I’m frustrated.
(By the way, welcome to the second installment of my series of posts about Character Building, where I will be chronically my journey as I edit my novel and focus on the characters involved, making them realer, deeper, more interesting, and more complex.)
I’m frustrated with the real world.
What is the real world?
It’s the one I’m trying to forcefully abduct, shove in the trunk of my car, drive back to my house, and keep captive in the pages of my novel, so that my readers can think, “Wow, this feel real.”
Right now, I’m focusing on making my characters real.
A cornerstone of my novel when I set out to write it the first time (that continues on to the second draft) is my need to demonstrate on a page what high school today feels like. Not what adults remember high school like. Not what adults want today’s high school to be like. I want other “young adults” to read my novel and recognize the surroundings, the feelings, the stress, the sleep deprivation. If I’m going to pay attention to the most cliche bit of writing advice, I’m writing what I know–high school.
This is a trait I have struggled to find on the shelves today. The Vigilante Poets of Selwyn Academy does a really good job of describing the classroom experience, but unfortunately, it is a rarity.
So, I have my goal: write high school. Which for this post, translates to: write high schoolers.
Which brings me back to my first point: I’m frustrated with the real world.
Because the real world can be pretty damn melodramatic and cheesy and shallow and unrealistic at times.
I want to write the characters I see around me every day. The girls who (literally) spent four hours a day on makeup and skin care. The boys who catcall at girls walking home after school. The students buckling under the pressure of APs and college admittance, and the even more impressive ones who manage to stay sane. I want to really punch some people in the face with the fact that parents who feel it is there right and duty to drive their child into the ground with high expectations and punish anything other than A’s with emotional abuse, perpetuating a cycle of stress and sleep deprivation until their child doesn’t know what self esteeme is, is cruel, but normal in today’s world. My peers (and in some ways, myself) suffer from crippling self-esteem issues, insomnia, sleep deprivation, self-hate, paralyzing feelings of worthlessness, and depression. These feelings come from parental pressures, sibling accomplishments and inevitable comparisons, friends and significant others or the lack thereof, the day-to-day stress of homework and extracurriculars, and the fear that we are never doing enough to get into a good college. High school often feels like a machine deliberately designed to break the spirits and bodies of everyone who passes through it.
It’s just that when I try to write these effects down, they feel fake.
I’ve read novels where it feels like the author was trying too hard. The characters feel fake because too much is happening to them, or has happened to them. Not so much in fantasy or paranormal genres, but in contemporary stories–it just seems like the author is over-doing it if they have a depressed character and an abused character and a pathological liar, and, and, and. The main character’s sister died and their brother is psychotic and their mom is emotionally abusive and the main character herself is depressed. And the best friend does drugs and her ex is a stalker. And–you know where I’m going with this. I think we’ve all read these books, where in trying to demonstrate the pain and suffering of real life the author goes too far and screws it up. The “Too Much Tragedy” syndrome.
I don’t want my novel to get this “disease.” As the author, I’d be the one guilty of giving it to my precious manuscript.
Thing is, real life can be pretty tragic, even if people aren’t dropping dead. I’ve been in high school one year and I’ve already met most of the overwrought cliches that I hate reading so much.
When I’m planning my characters, I find myself, in trying to make them deeper, crossing the line between interesting and “too much.”

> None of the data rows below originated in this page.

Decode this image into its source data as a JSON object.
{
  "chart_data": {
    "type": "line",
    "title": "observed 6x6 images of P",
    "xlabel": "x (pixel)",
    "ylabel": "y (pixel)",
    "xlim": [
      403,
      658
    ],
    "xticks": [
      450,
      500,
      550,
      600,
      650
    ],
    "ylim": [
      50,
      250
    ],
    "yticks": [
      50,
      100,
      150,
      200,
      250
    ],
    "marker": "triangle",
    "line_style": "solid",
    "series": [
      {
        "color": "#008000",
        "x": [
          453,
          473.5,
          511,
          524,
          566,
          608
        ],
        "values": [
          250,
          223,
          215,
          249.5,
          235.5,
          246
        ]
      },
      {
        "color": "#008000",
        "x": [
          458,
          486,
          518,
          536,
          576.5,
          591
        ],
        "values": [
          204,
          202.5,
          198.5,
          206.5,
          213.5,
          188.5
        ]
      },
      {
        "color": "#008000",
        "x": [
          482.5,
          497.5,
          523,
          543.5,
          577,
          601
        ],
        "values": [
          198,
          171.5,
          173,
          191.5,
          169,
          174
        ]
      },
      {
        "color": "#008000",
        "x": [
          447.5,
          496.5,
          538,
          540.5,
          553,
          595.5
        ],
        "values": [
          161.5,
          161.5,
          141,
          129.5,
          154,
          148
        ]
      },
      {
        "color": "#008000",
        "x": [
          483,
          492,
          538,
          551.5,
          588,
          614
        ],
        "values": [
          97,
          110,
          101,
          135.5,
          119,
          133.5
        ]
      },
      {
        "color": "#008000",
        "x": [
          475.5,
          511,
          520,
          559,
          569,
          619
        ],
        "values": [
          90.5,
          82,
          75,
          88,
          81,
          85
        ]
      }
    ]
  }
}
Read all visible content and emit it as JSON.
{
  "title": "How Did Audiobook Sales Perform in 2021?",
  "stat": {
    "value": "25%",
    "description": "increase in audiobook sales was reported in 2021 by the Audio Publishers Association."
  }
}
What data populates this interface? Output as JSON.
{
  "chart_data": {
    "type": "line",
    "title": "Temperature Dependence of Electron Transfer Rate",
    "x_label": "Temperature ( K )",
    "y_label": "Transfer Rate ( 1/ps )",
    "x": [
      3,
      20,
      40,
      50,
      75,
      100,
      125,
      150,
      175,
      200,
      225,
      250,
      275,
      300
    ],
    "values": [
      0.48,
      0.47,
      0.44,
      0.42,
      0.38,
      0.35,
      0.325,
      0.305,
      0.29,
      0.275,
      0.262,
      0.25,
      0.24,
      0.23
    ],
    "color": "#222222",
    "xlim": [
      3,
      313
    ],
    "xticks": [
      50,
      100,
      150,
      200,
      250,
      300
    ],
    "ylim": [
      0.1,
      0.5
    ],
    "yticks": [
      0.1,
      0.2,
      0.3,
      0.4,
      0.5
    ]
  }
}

Maybe I’m not saying this very well.
I want there to be deeper motivations behind the actions of my characters. I want to understand and demonstrate their psyches on the pages of my manuscript. But I find myself giving every character a tragic childhood or a psychological problem or a horribly cheesy inner secret. I can steer myself away from most of these. I lessen the extent of the suffering, make it read less cheesy. It’s frustrating, because some of my characters really would, probably, in real life, suffer from these issues. What is it about putting such things down on paper that makes it feel overdone?
Some authors manage the balance–real, troubled characters that don’t come off as “trying too hard.” But a lot of authors don’t. And if I’m being honest with myself, I consider myself closer to the latter group than the former group in regards to my writing skills. That’s not fishing for compliments or crappy self-esteem. It’s true.
I’m still learning. I have a long ways to go. I’m okay with the fact that I’m not the world’s best author at the age of fifteen–that I probably won’t ever be anything close to my favorite authors.
This is just one of those hurdles I need to suck it up and get over.
Just wondering, have any of you experienced this problem? Have you read books suffering from “too many tragedies”?
I agree, real life has enough drama. You don’t always need to add psychosis/deep dark secrets/etc. to characters. But making that real-life pressure seem real … that’s really hard.